Donc, notre ATER voit débarquer une fille voilée ; que doit-il faire ? Rien, bien sûr (bon, éventuellement le signaler à son administration, ce qui revient au même). Est-ce contradictoire ? Non. Une loi peut-elle exister, ne pas être appliquée mais posséder quand même, en plus de sa légitimité, une certaine utilité ? Absolument.
Car on est ici sur un terrain particulier, celui où la loi réglemente le comportement des citoyens, et où les infractions qu'ils commettent existent seulement parce qu'elles sont constatées par la police. Ce n'est pas seulement par facilité que l'on va prendre en exemple le code de la route, qui fonctionne ainsi : une infime proportion des infractions qu'il génère donne lui à des sanctions. Pourtant, on ne trouvera pas grand monde pour prétendre qu'il est inefficace.

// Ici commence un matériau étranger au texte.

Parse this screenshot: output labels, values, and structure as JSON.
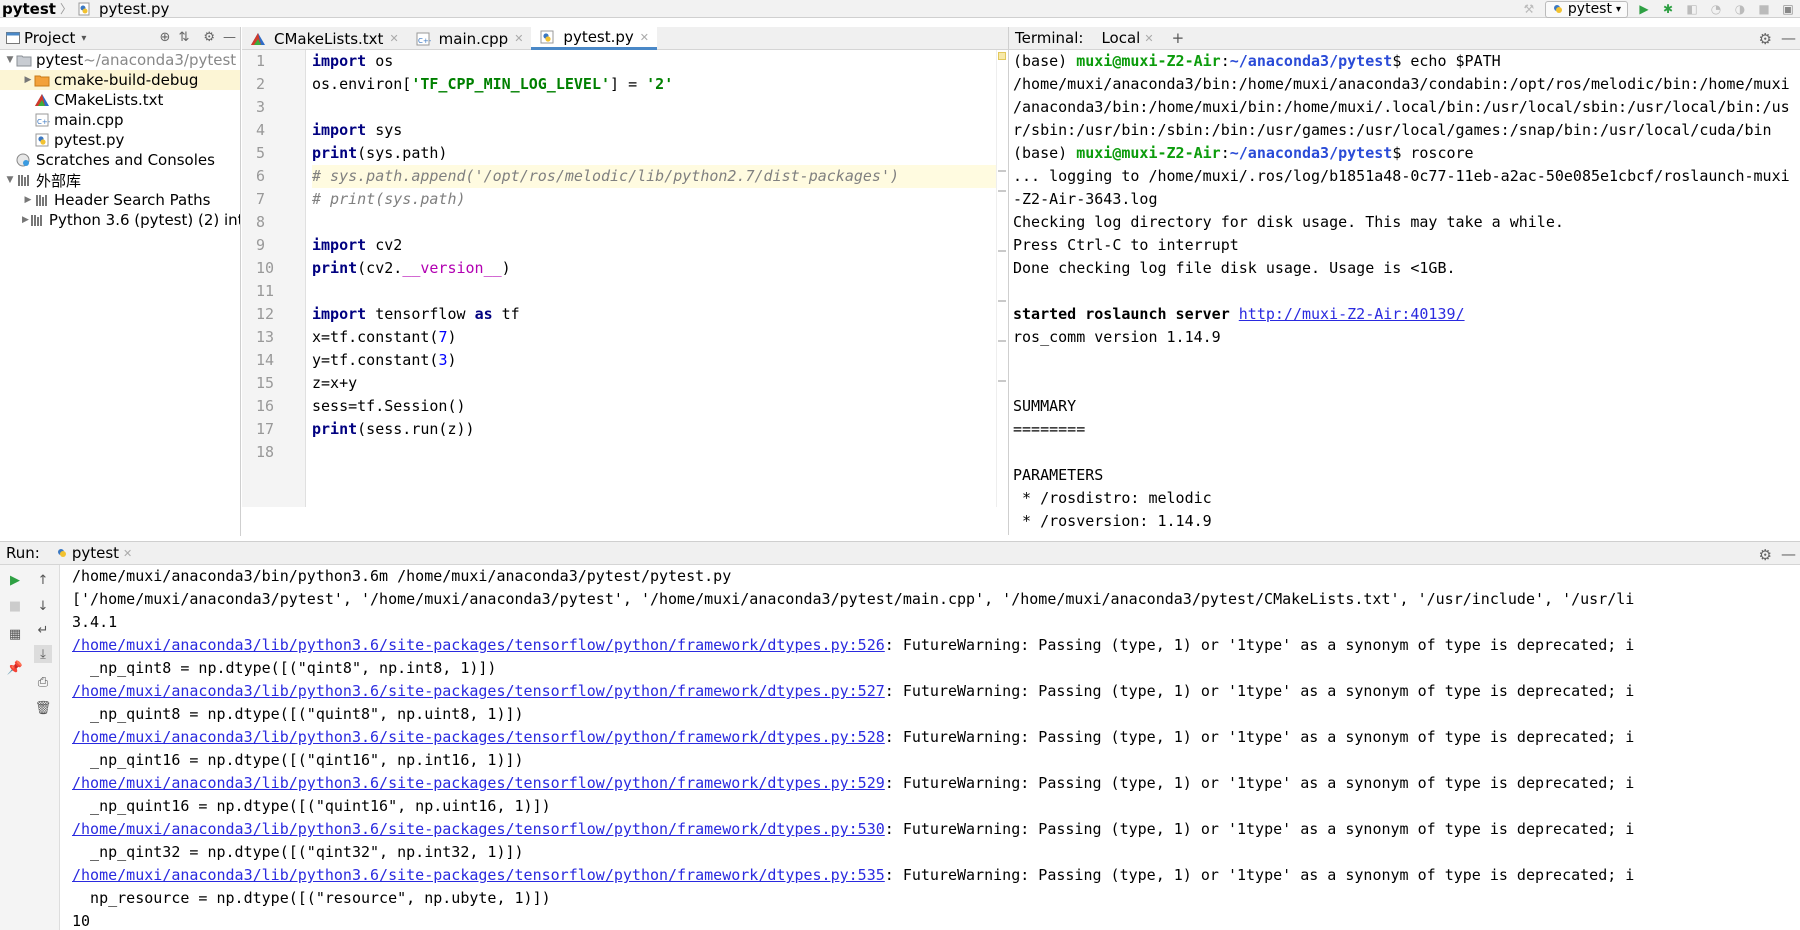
{
  "breadcrumb": {
    "project": "pytest",
    "file": "pytest.py"
  },
  "run_config": {
    "name": "pytest"
  },
  "project_panel": {
    "title": "Project",
    "tree": [
      {
        "label": "pytest",
        "suffix": "~/anaconda3/pytest",
        "level": 0,
        "icon": "folder-icon",
        "expanded": true
      },
      {
        "label": "cmake-build-debug",
        "level": 1,
        "icon": "folder-orange-icon",
        "expanded": false,
        "selected": true
      },
      {
        "label": "CMakeLists.txt",
        "level": 1,
        "icon": "cmake-icon"
      },
      {
        "label": "main.cpp",
        "level": 1,
        "icon": "cpp-file-icon"
      },
      {
        "label": "pytest.py",
        "level": 1,
        "icon": "python-file-icon"
      },
      {
        "label": "Scratches and Consoles",
        "level": 0,
        "icon": "scratches-icon"
      },
      {
        "label": "外部库",
        "level": 0,
        "icon": "library-icon",
        "expanded": true
      },
      {
        "label": "Header Search Paths",
        "level": 1,
        "icon": "library-icon",
        "expanded": false
      },
      {
        "label": "Python 3.6 (pytest) (2) inte",
        "level": 1,
        "icon": "library-icon",
        "expanded": false
      }
    ]
  },
  "editor": {
    "tabs": [
      {
        "label": "CMakeLists.txt",
        "icon": "cmake-icon"
      },
      {
        "label": "main.cpp",
        "icon": "cpp-file-icon"
      },
      {
        "label": "pytest.py",
        "icon": "python-file-icon",
        "active": true
      }
    ],
    "line_numbers": [
      "1",
      "2",
      "3",
      "4",
      "5",
      "6",
      "7",
      "8",
      "9",
      "10",
      "11",
      "12",
      "13",
      "14",
      "15",
      "16",
      "17",
      "18"
    ],
    "lines": [
      [
        [
          "kw",
          "import"
        ],
        [
          "t",
          " os"
        ]
      ],
      [
        [
          "t",
          "os.environ["
        ],
        [
          "str",
          "'TF_CPP_MIN_LOG_LEVEL'"
        ],
        [
          "t",
          "] = "
        ],
        [
          "str",
          "'2'"
        ]
      ],
      [],
      [
        [
          "kw",
          "import"
        ],
        [
          "t",
          " sys"
        ]
      ],
      [
        [
          "kw",
          "print"
        ],
        [
          "t",
          "(sys.path)"
        ]
      ],
      [
        [
          "cmt",
          "# sys.path.append('/opt/ros/melodic/lib/python2.7/dist-packages')"
        ]
      ],
      [
        [
          "cmt",
          "# print(sys.path)"
        ]
      ],
      [],
      [
        [
          "kw",
          "import"
        ],
        [
          "t",
          " cv2"
        ]
      ],
      [
        [
          "kw",
          "print"
        ],
        [
          "t",
          "(cv2."
        ],
        [
          "dun",
          "__version__"
        ],
        [
          "t",
          ")"
        ]
      ],
      [],
      [
        [
          "kw",
          "import"
        ],
        [
          "t",
          " tensorflow "
        ],
        [
          "kw",
          "as"
        ],
        [
          "t",
          " tf"
        ]
      ],
      [
        [
          "t",
          "x=tf.constant("
        ],
        [
          "num",
          "7"
        ],
        [
          "t",
          ")"
        ]
      ],
      [
        [
          "t",
          "y=tf.constant("
        ],
        [
          "num",
          "3"
        ],
        [
          "t",
          ")"
        ]
      ],
      [
        [
          "t",
          "z=x+y"
        ]
      ],
      [
        [
          "t",
          "sess=tf.Session()"
        ]
      ],
      [
        [
          "kw",
          "print"
        ],
        [
          "t",
          "(sess.run(z))"
        ]
      ],
      []
    ]
  },
  "terminal": {
    "title": "Terminal:",
    "tab": "Local",
    "lines": [
      [
        [
          "t",
          "(base) "
        ],
        [
          "user",
          "muxi@muxi-Z2-Air"
        ],
        [
          "t",
          ":"
        ],
        [
          "path",
          "~/anaconda3/pytest"
        ],
        [
          "t",
          "$ echo $PATH"
        ]
      ],
      [
        [
          "t",
          "/home/muxi/anaconda3/bin:/home/muxi/anaconda3/condabin:/opt/ros/melodic/bin:/home/muxi"
        ]
      ],
      [
        [
          "t",
          "/anaconda3/bin:/home/muxi/bin:/home/muxi/.local/bin:/usr/local/sbin:/usr/local/bin:/us"
        ]
      ],
      [
        [
          "t",
          "r/sbin:/usr/bin:/sbin:/bin:/usr/games:/usr/local/games:/snap/bin:/usr/local/cuda/bin"
        ]
      ],
      [
        [
          "t",
          "(base) "
        ],
        [
          "user",
          "muxi@muxi-Z2-Air"
        ],
        [
          "t",
          ":"
        ],
        [
          "path",
          "~/anaconda3/pytest"
        ],
        [
          "t",
          "$ roscore"
        ]
      ],
      [
        [
          "t",
          "... logging to /home/muxi/.ros/log/b1851a48-0c77-11eb-a2ac-50e085e1cbcf/roslaunch-muxi"
        ]
      ],
      [
        [
          "t",
          "-Z2-Air-3643.log"
        ]
      ],
      [
        [
          "t",
          "Checking log directory for disk usage. This may take a while."
        ]
      ],
      [
        [
          "t",
          "Press Ctrl-C to interrupt"
        ]
      ],
      [
        [
          "t",
          "Done checking log file disk usage. Usage is <1GB."
        ]
      ],
      [],
      [
        [
          "b",
          "started roslaunch server "
        ],
        [
          "link",
          "http://muxi-Z2-Air:40139/"
        ]
      ],
      [
        [
          "t",
          "ros_comm version 1.14.9"
        ]
      ],
      [],
      [],
      [
        [
          "t",
          "SUMMARY"
        ]
      ],
      [
        [
          "t",
          "========"
        ]
      ],
      [],
      [
        [
          "t",
          "PARAMETERS"
        ]
      ],
      [
        [
          "t",
          " * /rosdistro: melodic"
        ]
      ],
      [
        [
          "t",
          " * /rosversion: 1.14.9"
        ]
      ]
    ]
  },
  "run_panel": {
    "title": "Run:",
    "tab": "pytest",
    "lines": [
      [
        [
          "t",
          "/home/muxi/anaconda3/bin/python3.6m /home/muxi/anaconda3/pytest/pytest.py"
        ]
      ],
      [
        [
          "t",
          "['/home/muxi/anaconda3/pytest', '/home/muxi/anaconda3/pytest', '/home/muxi/anaconda3/pytest/main.cpp', '/home/muxi/anaconda3/pytest/CMakeLists.txt', '/usr/include', '/usr/li"
        ]
      ],
      [
        [
          "t",
          "3.4.1"
        ]
      ],
      [
        [
          "link",
          "/home/muxi/anaconda3/lib/python3.6/site-packages/tensorflow/python/framework/dtypes.py:526"
        ],
        [
          "t",
          ": FutureWarning: Passing (type, 1) or '1type' as a synonym of type is deprecated; i"
        ]
      ],
      [
        [
          "t",
          "  _np_qint8 = np.dtype([(\"qint8\", np.int8, 1)])"
        ]
      ],
      [
        [
          "link",
          "/home/muxi/anaconda3/lib/python3.6/site-packages/tensorflow/python/framework/dtypes.py:527"
        ],
        [
          "t",
          ": FutureWarning: Passing (type, 1) or '1type' as a synonym of type is deprecated; i"
        ]
      ],
      [
        [
          "t",
          "  _np_quint8 = np.dtype([(\"quint8\", np.uint8, 1)])"
        ]
      ],
      [
        [
          "link",
          "/home/muxi/anaconda3/lib/python3.6/site-packages/tensorflow/python/framework/dtypes.py:528"
        ],
        [
          "t",
          ": FutureWarning: Passing (type, 1) or '1type' as a synonym of type is deprecated; i"
        ]
      ],
      [
        [
          "t",
          "  _np_qint16 = np.dtype([(\"qint16\", np.int16, 1)])"
        ]
      ],
      [
        [
          "link",
          "/home/muxi/anaconda3/lib/python3.6/site-packages/tensorflow/python/framework/dtypes.py:529"
        ],
        [
          "t",
          ": FutureWarning: Passing (type, 1) or '1type' as a synonym of type is deprecated; i"
        ]
      ],
      [
        [
          "t",
          "  _np_quint16 = np.dtype([(\"quint16\", np.uint16, 1)])"
        ]
      ],
      [
        [
          "link",
          "/home/muxi/anaconda3/lib/python3.6/site-packages/tensorflow/python/framework/dtypes.py:530"
        ],
        [
          "t",
          ": FutureWarning: Passing (type, 1) or '1type' as a synonym of type is deprecated; i"
        ]
      ],
      [
        [
          "t",
          "  _np_qint32 = np.dtype([(\"qint32\", np.int32, 1)])"
        ]
      ],
      [
        [
          "link",
          "/home/muxi/anaconda3/lib/python3.6/site-packages/tensorflow/python/framework/dtypes.py:535"
        ],
        [
          "t",
          ": FutureWarning: Passing (type, 1) or '1type' as a synonym of type is deprecated; i"
        ]
      ],
      [
        [
          "t",
          "  np_resource = np.dtype([(\"resource\", np.ubyte, 1)])"
        ]
      ],
      [
        [
          "t",
          "10"
        ]
      ]
    ]
  },
  "colors": {
    "keyword": "#000080",
    "string": "#008000",
    "comment": "#808080",
    "number": "#0000ff",
    "prompt_user": "#0c9c0c",
    "prompt_path": "#2a4bd7",
    "link": "#2a2adf",
    "selection": "#fcf5d5",
    "run_green": "#2ea043"
  }
}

On se trouve en effet dans l'univers de ce que les sociologues, avec leurs termes cryptiques, qualifient de contrôle social : le fait que des normes très variables régissent la vie et les comportements des individus, des normes qui sont imposées moins par l’État, qui ne peut que légiférer, que par leur entourage familial et social.

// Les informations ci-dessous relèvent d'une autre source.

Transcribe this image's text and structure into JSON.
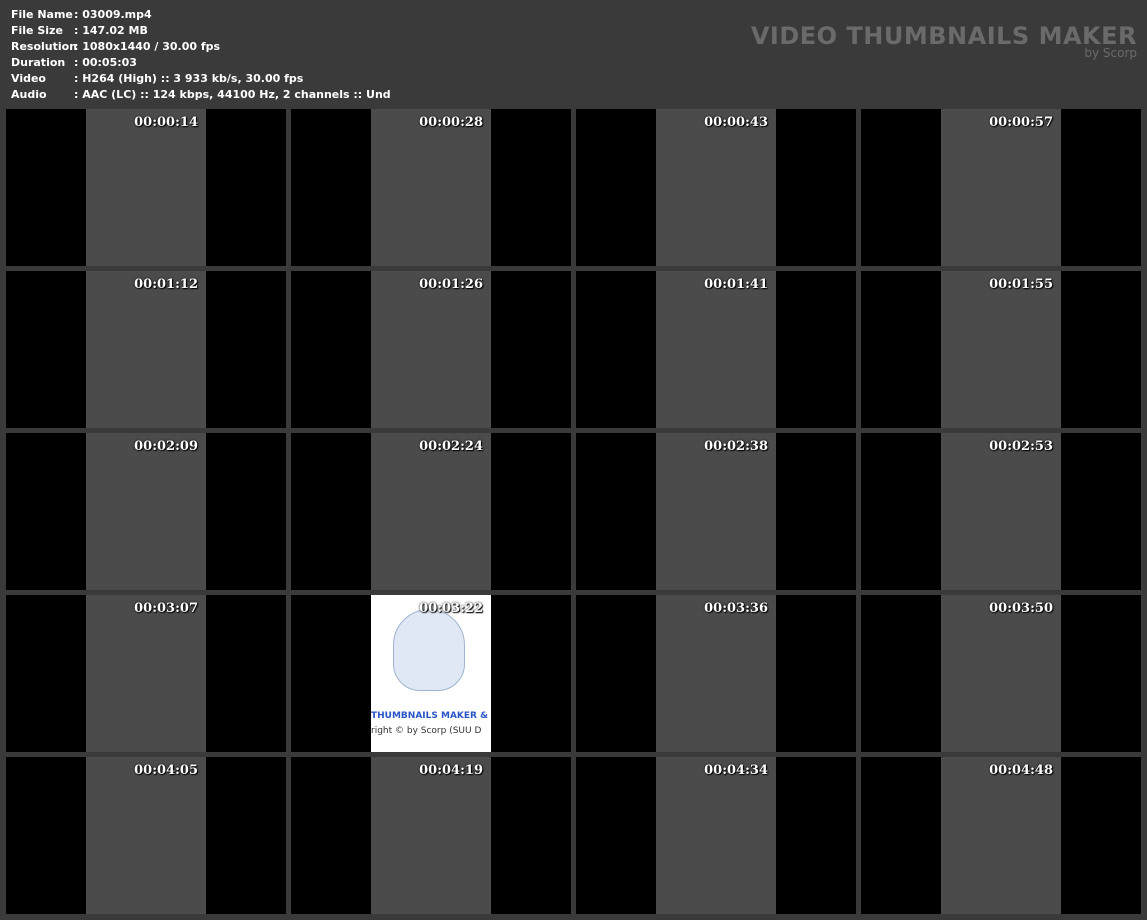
{
  "meta": [
    {
      "label": "File Name",
      "value": ": 03009.mp4"
    },
    {
      "label": "File Size",
      "value": ": 147.02 MB"
    },
    {
      "label": "Resolution",
      "value": ": 1080x1440 / 30.00 fps"
    },
    {
      "label": "Duration",
      "value": ": 00:05:03"
    },
    {
      "label": "Video",
      "value": ": H264 (High) :: 3 933 kb/s, 30.00 fps"
    },
    {
      "label": "Audio",
      "value": ": AAC (LC) :: 124 kbps, 44100 Hz, 2 channels :: Und"
    }
  ],
  "brand": {
    "title": "VIDEO THUMBNAILS MAKER",
    "subtitle": "by Scorp"
  },
  "thumbnails": [
    "00:00:14",
    "00:00:28",
    "00:00:43",
    "00:00:57",
    "00:01:12",
    "00:01:26",
    "00:01:41",
    "00:01:55",
    "00:02:09",
    "00:02:24",
    "00:02:38",
    "00:02:53",
    "00:03:07",
    "00:03:22",
    "00:03:36",
    "00:03:50",
    "00:04:05",
    "00:04:19",
    "00:04:34",
    "00:04:48"
  ],
  "logo_frame": {
    "index": 13,
    "line1": "THUMBNAILS MAKER & A",
    "line2": "right © by Scorp (SUU D"
  }
}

A l'époque déjà lointaine où j'étais en M1, une de mes camarades était venue présenter son travail sur la manière dont les filles se déplacent en banlieue. Il faut comprendre par là qu'elle demandait à ses connaissances - jeunes filles de familles musulmanes comme elle - comment elles circulaient dans leur environnement immédiat - des cités HLM en Seine-Saint-Denis. A première vue, ça sent son sujet facile, voire un peu complaisant, mais pas du tout. L'une d'entre elles lui racontait par exemple que, si elle avait besoin d'aller à la supérette du quartier pendant la journée, il fallait qu'elle fasse le détour par le jardin public. Parce que si elle empruntait la voie directe, elle passait devant l'arrêt d'autobus ; à l'arrêt d'autobus, il y a toujours des garçons qui traînent. Et s'ils la voient dehors alors qu'elle est supposée être à la maison, ils le diront à ses parents, et elle aura des problèmes.

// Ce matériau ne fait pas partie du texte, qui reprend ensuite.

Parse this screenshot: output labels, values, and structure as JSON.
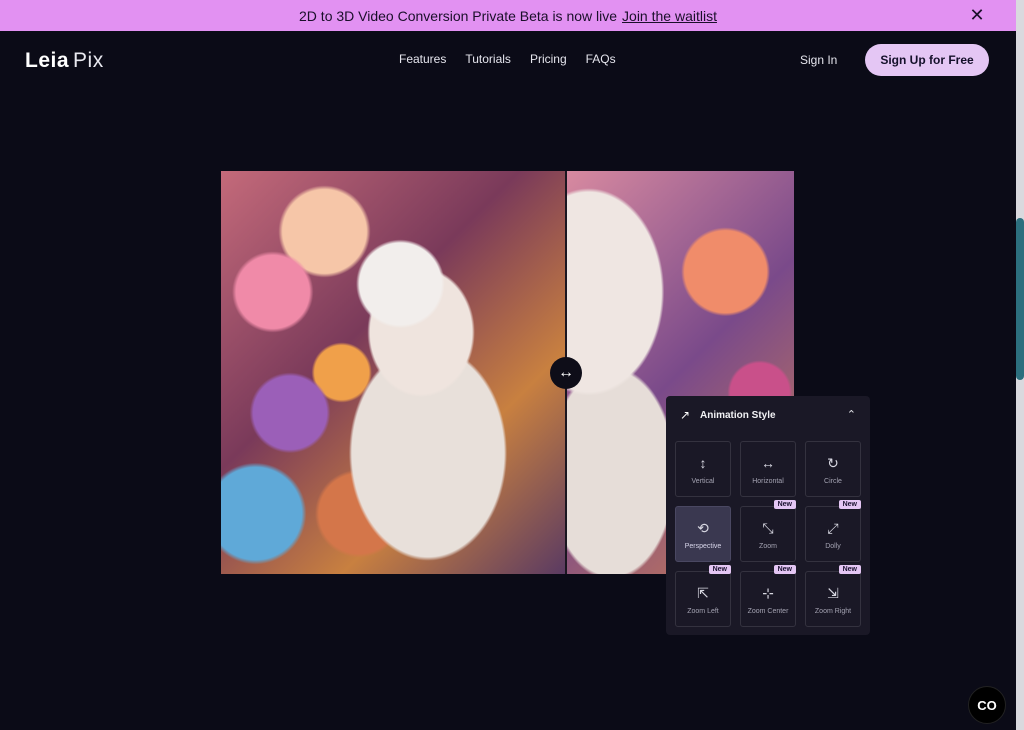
{
  "banner": {
    "text": "2D to 3D Video Conversion Private Beta is now live",
    "link": "Join the waitlist",
    "close_icon": "close-icon"
  },
  "nav": {
    "logo_part1": "Leia",
    "logo_part2": "Pix",
    "links": [
      "Features",
      "Tutorials",
      "Pricing",
      "FAQs"
    ],
    "signin": "Sign In",
    "signup": "Sign Up for Free"
  },
  "compare": {
    "handle_icon": "↔"
  },
  "panel": {
    "title": "Animation Style",
    "header_icon": "↗",
    "collapse_icon": "⌃",
    "options": [
      {
        "label": "Vertical",
        "icon": "↕",
        "new": false,
        "selected": false
      },
      {
        "label": "Horizontal",
        "icon": "↔",
        "new": false,
        "selected": false
      },
      {
        "label": "Circle",
        "icon": "↻",
        "new": false,
        "selected": false
      },
      {
        "label": "Perspective",
        "icon": "⟲",
        "new": false,
        "selected": true
      },
      {
        "label": "Zoom",
        "icon": "⤡",
        "new": true,
        "selected": false
      },
      {
        "label": "Dolly",
        "icon": "⤢",
        "new": true,
        "selected": false
      },
      {
        "label": "Zoom Left",
        "icon": "⇱",
        "new": true,
        "selected": false
      },
      {
        "label": "Zoom Center",
        "icon": "⊹",
        "new": true,
        "selected": false
      },
      {
        "label": "Zoom Right",
        "icon": "⇲",
        "new": true,
        "selected": false
      }
    ],
    "badge_label": "New"
  },
  "chat": {
    "label": "CO"
  },
  "colors": {
    "background": "#0b0b17",
    "banner": "#e291f2",
    "accent": "#e4c6f4",
    "panel": "#1a1826"
  }
}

Le contrôle social, c'est ça : il s'exerce toujours, mais de façon très inégale au point, dans ce cas-là, de dénier à des individus un de leurs droits les plus fondamentaux. Alors, quand bien même on ne va pas mettre un policier derrière chaque automobiliste, pardon, derrière chaque jeune fille musulmane, une loi réglementant ces questions produirait nécessairement des effets, et pas seulement, au sens sociologique du terme, symboliques. Délimiter clairement l'interdit, compliquer un peu la tâche des séquestrateurs, faire en sortent qu'ils sachent qu'imposer leur volonté aux autres peut entraîner des conséquences constituerait déjà un progrès significatif.
Je sais bien sûr ce qu'est le contrôle social.. Mais maintenant, permets un autre raisonnement. Supposons que cette loi soit adoptée mais que, dans le fonctionnement typique de l'université française, on n'informe pas ceux qui devront effectivement la faire appliquer (p.ex. les enseignants) de modalités effectives d'application, et qu'in fine elle soit, dans certains lieux du moins, largement ignorée (un peu comme la loi Toubon). Ne minerait-on pas ainsi le respect dû à la loi en général?
Un exemple : certains personnels administratifs regroupent allègrement dans le concept "c'est interdit" ce qui l'est effectivement pas les lois ou les règlements, et des petits arrangements locaux (la procédure locale définie par leur supérieur hiérarchique, ou leur idée personnelle pour arranger leurs affaires). Parfois, comme par miracle, des choses "interdites" se révèlent en fait possible; pire, je me suis déjà fait dire (oralement, bien sûr) que je respectais trop le règlement (mon interlocuteur venait de faire un exposé public expliquant une procédure et m'incitait en privé à ne pas la respecter). On fait mieux pour inciter au respect de la loi...
Bref, il me semble que tu omets de ton raisonnement les conséquences négatives possibles d'une application "à géométrie variable" et mal pensée du texte.